Earlier this year Sara and I had a conversation about buying our unborn baby presents for Christmas in the event that she was pregnant during the holidays, but wouldn’t be actually giving birth until next year.
At the time, I’m pretty sure my general response was, “You’re crazy. You can’t actually buy gifts for the baby until the baby is actually physically present here to receive said gifts.”
I guess you could say that things have changed a little bit since then, in that now I only sort of think that she’s crazy.
Also, I’ve kind of been buying a few gifts here and there for our unborn baby myself, too… 😕
It finally hit me today while we were out shopping when I kept coming across all sorts of books and toys and games that I was like, “Oooh – that’d be fun to buy for our baby!” and then a few minutes after, I kept having to tag on, “…next year.”
This is sort of a strange time for us because on one hand, it’s starting to get more exciting and more real every day, from the clock on our dresser that counts down the minutes to picking a name and hoping that it’s a good one to the fact that Sara’s even starting to show now, and yet there’s still a thought looming in the back of my head that this might not work and something could go wrong between now and May. I try to remind myself that it doesn’t do any good to think that way, even if it is the truth, and in a way, kind of immersing ourselves in all of this baby stuff like getting the house ready and even putting a few gifts under the tree for our little boy to be helps with that.
Don’t get me wrong – I still think that she’s crazy, but at the same time, I kind of get it, too, and chances are pretty good that there will be a couple of gifts from me underneath the tree this year even though he won’t be ready to open them yet, too.

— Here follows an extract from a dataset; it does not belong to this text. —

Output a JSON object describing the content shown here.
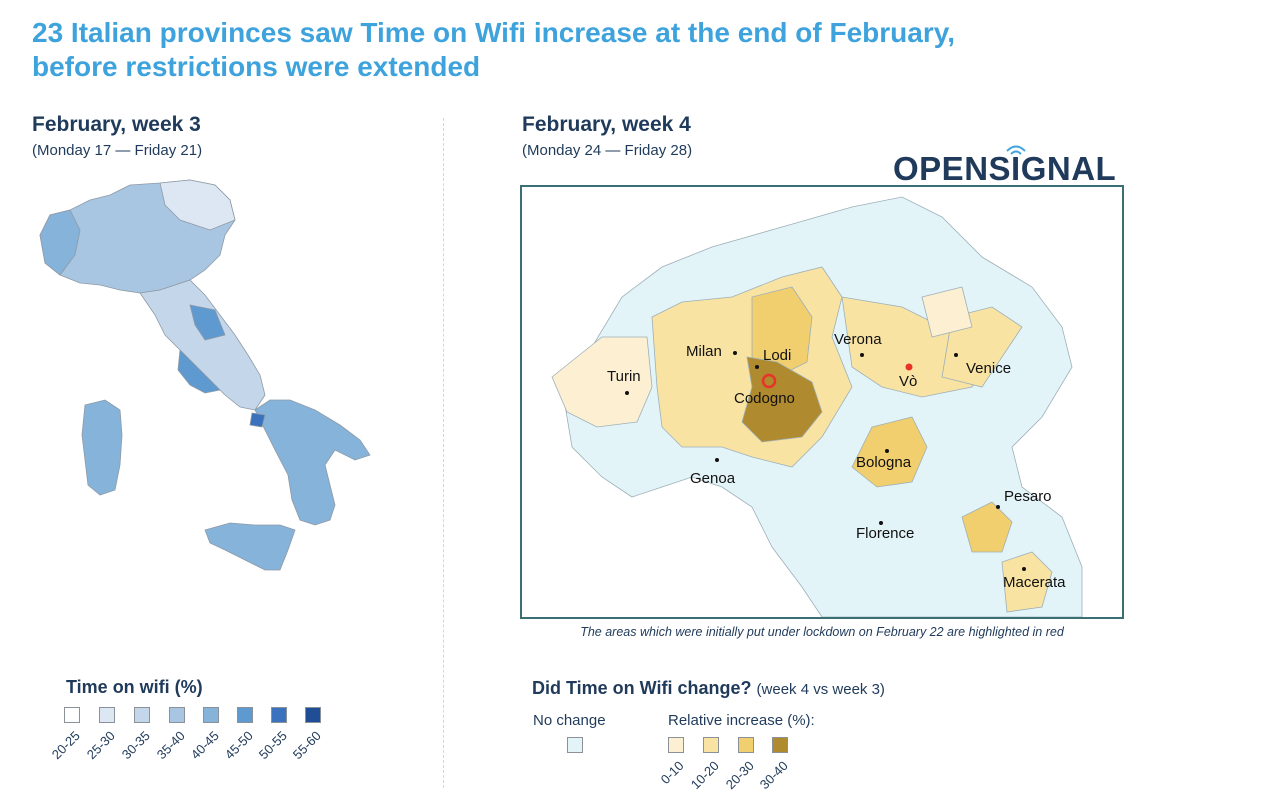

Above is the ornament that we picked out today at the mall because Sara insisted that she wanted her ornament from me this year to be a pregnant one. The girl doing the personalization was a little confused at first when she had to double-check that zeroth was what I really meant … said she’d never heard that before! The math does check out, though – if next year will be baby’s first Christmas after he’s born, then what else could this year really be?!